(Advocate file photo).

Red Deer city council dedicates $730,000 for additional police resources over two years

Dedicated officer for child advocacy centre would start in the fall

The Central Alberta Child Advocacy Centre will get a dedicated RCMP officer this year, while Red Deer‘s on track to get more policing resources in 2020.

While Red Deer city councillors generally agreed that more police officers doesn’t necessarily guarantee a safe community, they approved $730,000 over two years for policing needs at Friday’s budget talks.

With the opioid crisis continuing, and safety still being the highest public priority, ”it’s not the time to take the foot off the gas,” said Coun. Vesna Higham.

“We need to be pedal to the metal in addressing social disorder issues in our community.”

Only $40,000 of the approved total will be funded out of 2019 taxes, however. The remaining $690,000 will be out of the 2020 budget.

The smaller amount will pay the salary (from October to December) for a specialized police officer who can help child abuse victims at the new child advocacy centre.
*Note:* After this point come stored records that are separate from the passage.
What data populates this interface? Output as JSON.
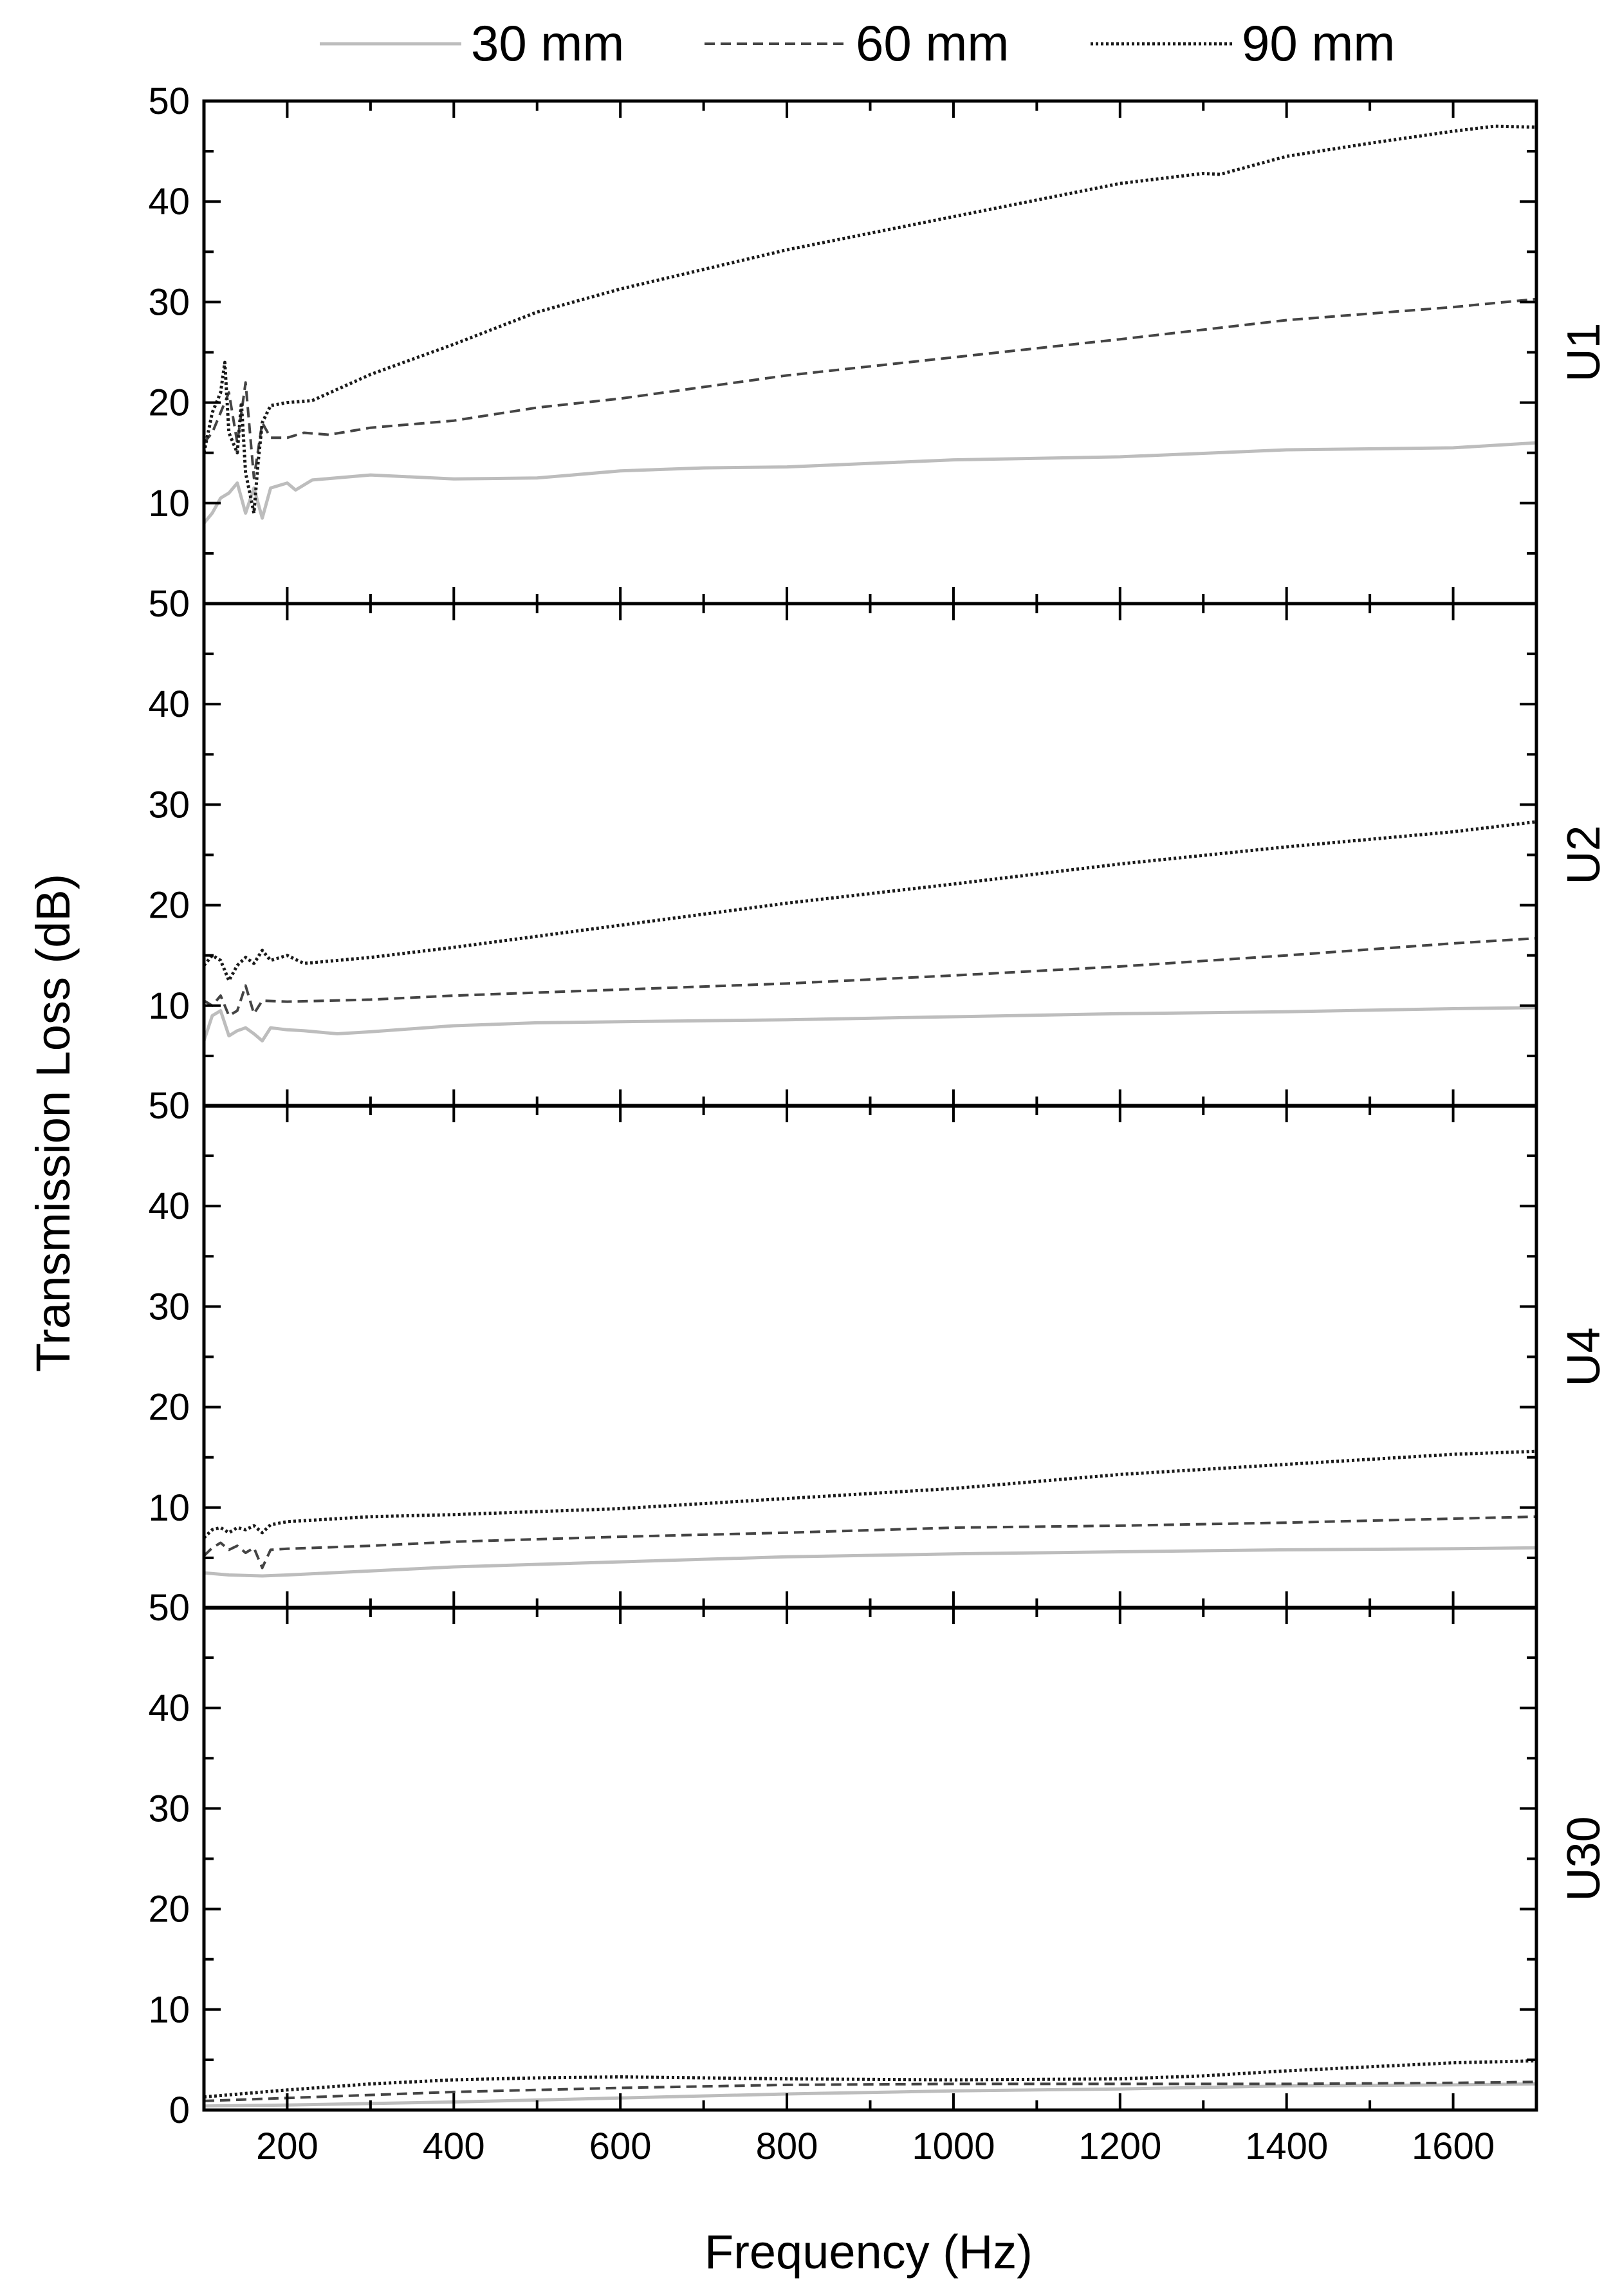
{
  "chart_data": {
    "type": "line",
    "xlabel": "Frequency (Hz)",
    "ylabel": "Transmission Loss (dB)",
    "xlim": [
      100,
      1700
    ],
    "ylim": [
      0,
      50
    ],
    "x_ticks": [
      200,
      400,
      600,
      800,
      1000,
      1200,
      1400,
      1600
    ],
    "y_ticks": [
      0,
      10,
      20,
      30,
      40,
      50
    ],
    "legend": [
      {
        "name": "30 mm",
        "color": "#bdbdbd",
        "style": "solid"
      },
      {
        "name": "60 mm",
        "color": "#444444",
        "style": "dashed"
      },
      {
        "name": "90 mm",
        "color": "#1a1a1a",
        "style": "dotted"
      }
    ],
    "legend_position": "top",
    "grid": false,
    "panels": [
      {
        "label": "U1",
        "y_tick_labels": [
          "10",
          "20",
          "30",
          "40",
          "50"
        ],
        "series": [
          {
            "name": "30 mm",
            "points": [
              [
                100,
                8
              ],
              [
                110,
                9
              ],
              [
                120,
                10.5
              ],
              [
                130,
                11
              ],
              [
                140,
                12
              ],
              [
                150,
                9
              ],
              [
                160,
                11.5
              ],
              [
                170,
                8.5
              ],
              [
                180,
                11.5
              ],
              [
                200,
                12
              ],
              [
                210,
                11.3
              ],
              [
                230,
                12.3
              ],
              [
                300,
                12.8
              ],
              [
                400,
                12.4
              ],
              [
                500,
                12.5
              ],
              [
                600,
                13.2
              ],
              [
                700,
                13.5
              ],
              [
                800,
                13.6
              ],
              [
                1000,
                14.3
              ],
              [
                1200,
                14.6
              ],
              [
                1400,
                15.3
              ],
              [
                1600,
                15.5
              ],
              [
                1700,
                16
              ]
            ]
          },
          {
            "name": "60 mm",
            "points": [
              [
                100,
                16
              ],
              [
                110,
                17
              ],
              [
                120,
                19
              ],
              [
                130,
                21
              ],
              [
                140,
                16
              ],
              [
                150,
                22
              ],
              [
                160,
                12.5
              ],
              [
                170,
                18
              ],
              [
                180,
                16.5
              ],
              [
                200,
                16.5
              ],
              [
                220,
                17
              ],
              [
                250,
                16.8
              ],
              [
                300,
                17.5
              ],
              [
                400,
                18.2
              ],
              [
                500,
                19.5
              ],
              [
                600,
                20.4
              ],
              [
                800,
                22.7
              ],
              [
                1000,
                24.5
              ],
              [
                1200,
                26.3
              ],
              [
                1400,
                28.2
              ],
              [
                1600,
                29.5
              ],
              [
                1700,
                30.3
              ]
            ]
          },
          {
            "name": "90 mm",
            "points": [
              [
                100,
                15
              ],
              [
                110,
                19
              ],
              [
                120,
                21
              ],
              [
                125,
                24
              ],
              [
                130,
                17
              ],
              [
                140,
                15
              ],
              [
                145,
                20
              ],
              [
                150,
                13
              ],
              [
                160,
                9
              ],
              [
                165,
                14
              ],
              [
                170,
                18
              ],
              [
                180,
                19.7
              ],
              [
                200,
                20
              ],
              [
                230,
                20.2
              ],
              [
                300,
                22.8
              ],
              [
                400,
                25.8
              ],
              [
                500,
                29
              ],
              [
                600,
                31.3
              ],
              [
                800,
                35.2
              ],
              [
                1000,
                38.5
              ],
              [
                1200,
                41.8
              ],
              [
                1300,
                42.8
              ],
              [
                1320,
                42.7
              ],
              [
                1400,
                44.5
              ],
              [
                1500,
                45.8
              ],
              [
                1600,
                47
              ],
              [
                1650,
                47.5
              ],
              [
                1700,
                47.4
              ]
            ]
          }
        ]
      },
      {
        "label": "U2",
        "y_tick_labels": [
          "10",
          "20",
          "30",
          "40",
          "50"
        ],
        "series": [
          {
            "name": "30 mm",
            "points": [
              [
                100,
                6.5
              ],
              [
                110,
                9
              ],
              [
                120,
                9.5
              ],
              [
                130,
                7
              ],
              [
                140,
                7.5
              ],
              [
                150,
                7.8
              ],
              [
                160,
                7.2
              ],
              [
                170,
                6.5
              ],
              [
                180,
                7.8
              ],
              [
                200,
                7.6
              ],
              [
                220,
                7.5
              ],
              [
                260,
                7.2
              ],
              [
                300,
                7.4
              ],
              [
                400,
                8
              ],
              [
                500,
                8.3
              ],
              [
                600,
                8.4
              ],
              [
                800,
                8.6
              ],
              [
                1000,
                8.9
              ],
              [
                1200,
                9.2
              ],
              [
                1400,
                9.4
              ],
              [
                1600,
                9.7
              ],
              [
                1700,
                9.8
              ]
            ]
          },
          {
            "name": "60 mm",
            "points": [
              [
                100,
                10.5
              ],
              [
                110,
                10
              ],
              [
                120,
                11
              ],
              [
                130,
                9
              ],
              [
                140,
                9.5
              ],
              [
                150,
                12
              ],
              [
                160,
                9.2
              ],
              [
                170,
                10.5
              ],
              [
                200,
                10.4
              ],
              [
                300,
                10.6
              ],
              [
                400,
                11
              ],
              [
                500,
                11.3
              ],
              [
                600,
                11.6
              ],
              [
                800,
                12.2
              ],
              [
                1000,
                13
              ],
              [
                1200,
                13.9
              ],
              [
                1400,
                15
              ],
              [
                1600,
                16.2
              ],
              [
                1700,
                16.7
              ]
            ]
          },
          {
            "name": "90 mm",
            "points": [
              [
                100,
                14
              ],
              [
                110,
                15
              ],
              [
                120,
                14.5
              ],
              [
                130,
                12.5
              ],
              [
                140,
                14
              ],
              [
                150,
                14.8
              ],
              [
                160,
                14.2
              ],
              [
                170,
                15.5
              ],
              [
                180,
                14.5
              ],
              [
                200,
                15
              ],
              [
                220,
                14.2
              ],
              [
                300,
                14.8
              ],
              [
                400,
                15.8
              ],
              [
                500,
                16.9
              ],
              [
                600,
                18
              ],
              [
                800,
                20.2
              ],
              [
                1000,
                22.1
              ],
              [
                1200,
                24.1
              ],
              [
                1400,
                25.8
              ],
              [
                1600,
                27.3
              ],
              [
                1700,
                28.3
              ]
            ]
          }
        ]
      },
      {
        "label": "U4",
        "y_tick_labels": [
          "10",
          "20",
          "30",
          "40",
          "50"
        ],
        "series": [
          {
            "name": "30 mm",
            "points": [
              [
                100,
                3.5
              ],
              [
                130,
                3.3
              ],
              [
                170,
                3.2
              ],
              [
                200,
                3.3
              ],
              [
                300,
                3.7
              ],
              [
                400,
                4.1
              ],
              [
                600,
                4.6
              ],
              [
                800,
                5.1
              ],
              [
                1000,
                5.4
              ],
              [
                1200,
                5.6
              ],
              [
                1400,
                5.8
              ],
              [
                1600,
                5.9
              ],
              [
                1700,
                6
              ]
            ]
          },
          {
            "name": "60 mm",
            "points": [
              [
                100,
                5.2
              ],
              [
                110,
                6
              ],
              [
                120,
                6.5
              ],
              [
                130,
                5.8
              ],
              [
                140,
                6.2
              ],
              [
                150,
                5.5
              ],
              [
                160,
                6
              ],
              [
                170,
                4
              ],
              [
                180,
                5.8
              ],
              [
                200,
                5.9
              ],
              [
                300,
                6.2
              ],
              [
                400,
                6.6
              ],
              [
                600,
                7.1
              ],
              [
                800,
                7.5
              ],
              [
                1000,
                8
              ],
              [
                1200,
                8.2
              ],
              [
                1400,
                8.5
              ],
              [
                1600,
                8.9
              ],
              [
                1700,
                9.1
              ]
            ]
          },
          {
            "name": "90 mm",
            "points": [
              [
                100,
                7
              ],
              [
                110,
                7.8
              ],
              [
                120,
                8
              ],
              [
                130,
                7.5
              ],
              [
                140,
                8
              ],
              [
                150,
                7.8
              ],
              [
                160,
                8.2
              ],
              [
                170,
                7.5
              ],
              [
                180,
                8.3
              ],
              [
                200,
                8.6
              ],
              [
                300,
                9.1
              ],
              [
                400,
                9.3
              ],
              [
                600,
                9.9
              ],
              [
                800,
                10.9
              ],
              [
                1000,
                11.9
              ],
              [
                1200,
                13.3
              ],
              [
                1400,
                14.3
              ],
              [
                1600,
                15.3
              ],
              [
                1700,
                15.6
              ]
            ]
          }
        ]
      },
      {
        "label": "U30",
        "y_tick_labels": [
          "0",
          "10",
          "20",
          "30",
          "40",
          "50"
        ],
        "series": [
          {
            "name": "30 mm",
            "points": [
              [
                100,
                0.4
              ],
              [
                200,
                0.5
              ],
              [
                400,
                0.8
              ],
              [
                600,
                1.2
              ],
              [
                800,
                1.6
              ],
              [
                1000,
                1.9
              ],
              [
                1200,
                2.1
              ],
              [
                1400,
                2.4
              ],
              [
                1600,
                2.5
              ],
              [
                1700,
                2.6
              ]
            ]
          },
          {
            "name": "60 mm",
            "points": [
              [
                100,
                0.9
              ],
              [
                200,
                1.2
              ],
              [
                400,
                1.8
              ],
              [
                600,
                2.2
              ],
              [
                800,
                2.5
              ],
              [
                1000,
                2.6
              ],
              [
                1200,
                2.6
              ],
              [
                1400,
                2.6
              ],
              [
                1600,
                2.7
              ],
              [
                1700,
                2.8
              ]
            ]
          },
          {
            "name": "90 mm",
            "points": [
              [
                100,
                1.3
              ],
              [
                200,
                2
              ],
              [
                300,
                2.6
              ],
              [
                400,
                3
              ],
              [
                500,
                3.2
              ],
              [
                600,
                3.3
              ],
              [
                700,
                3.2
              ],
              [
                800,
                3.1
              ],
              [
                1000,
                3
              ],
              [
                1200,
                3.1
              ],
              [
                1300,
                3.4
              ],
              [
                1400,
                3.9
              ],
              [
                1500,
                4.3
              ],
              [
                1600,
                4.7
              ],
              [
                1700,
                4.9
              ]
            ]
          }
        ]
      }
    ]
  }
}
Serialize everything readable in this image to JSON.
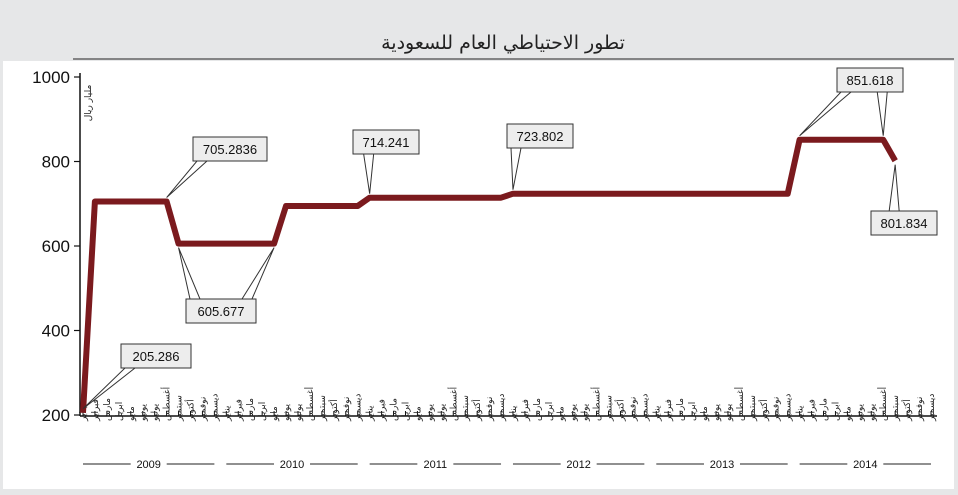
{
  "chart_data": {
    "type": "line",
    "title": "تطور الاحتياطي العام للسعودية",
    "ylabel": "مليار ريال",
    "ylim": [
      200,
      1000
    ],
    "yticks": [
      "200",
      "400",
      "600",
      "800",
      "1000"
    ],
    "months": [
      "يناير",
      "فبراير",
      "مارس",
      "ابريل",
      "مايو",
      "يونيو",
      "يوليو",
      "أغسطس",
      "سبتمبر",
      "أكتوبر",
      "نوفمبر",
      "ديسمبر"
    ],
    "years": [
      "2009",
      "2010",
      "2011",
      "2012",
      "2013",
      "2014"
    ],
    "series": [
      {
        "color": "#7b1a1e",
        "points": [
          {
            "x": "2009-01",
            "y": 205.286
          },
          {
            "x": "2009-02",
            "y": 705.2836
          },
          {
            "x": "2009-08",
            "y": 705.2836
          },
          {
            "x": "2009-09",
            "y": 605.677
          },
          {
            "x": "2010-05",
            "y": 605.677
          },
          {
            "x": "2010-06",
            "y": 694.6
          },
          {
            "x": "2010-12",
            "y": 694.6
          },
          {
            "x": "2011-01",
            "y": 714.241
          },
          {
            "x": "2011-12",
            "y": 714.241
          },
          {
            "x": "2012-01",
            "y": 723.802
          },
          {
            "x": "2013-12",
            "y": 723.802
          },
          {
            "x": "2014-01",
            "y": 851.618
          },
          {
            "x": "2014-08",
            "y": 851.618
          },
          {
            "x": "2014-09",
            "y": 801.834
          }
        ]
      }
    ],
    "annotations": [
      {
        "text": "205.286",
        "targets": [
          "2009-01"
        ]
      },
      {
        "text": "705.2836",
        "targets": [
          "2009-08"
        ]
      },
      {
        "text": "605.677",
        "targets": [
          "2009-09",
          "2010-05"
        ]
      },
      {
        "text": "714.241",
        "targets": [
          "2011-01"
        ]
      },
      {
        "text": "723.802",
        "targets": [
          "2012-01"
        ]
      },
      {
        "text": "851.618",
        "targets": [
          "2014-01",
          "2014-08"
        ]
      },
      {
        "text": "801.834",
        "targets": [
          "2014-09"
        ]
      }
    ],
    "grid": false
  }
}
Although this extra RCMP officer will be hired as soon as possible, council heard it can take six to 12 months to get a new officer in the city and on the job.

Several councillors expressed the need to give the advocacy centre all needed resources to help child victims and prosecute abusers. “The faster the better,” said Coun. Ken Johnston.

Coun. Tanya Handley said she has heard centre staff say that working with various police officers, who don’t necessarily have expertise in dealing with young victims, is not optimum.

Handley stressed the importance of getting a dedicated, experienced RCMP member who can quickly handle these cases, so that trauma is minimized for children.

Since there’s a lag between when additional police officers are requested and when they show up to work in Red Deer, city manager Craig Curtis recommended council also be proactive by pre-approving some funding for expanded policing in 2020.

The $690,000 that council slotted ahead for this purpose will potentially pay for two additional officers and two municipal employees to assist with paperwork.

Curtis said council does not have to decide exactly how this police money is spent at this time, since many councillors did not want to preempt the results of a policing review that’s underway.

Councillors all voted in favour of spending more on local policing resources — except for Coun. Buck Buchanan.

The retired police officer said he isn’t sure more police officers are needed. Buchanan suggested that policing priorities should instead be assessed.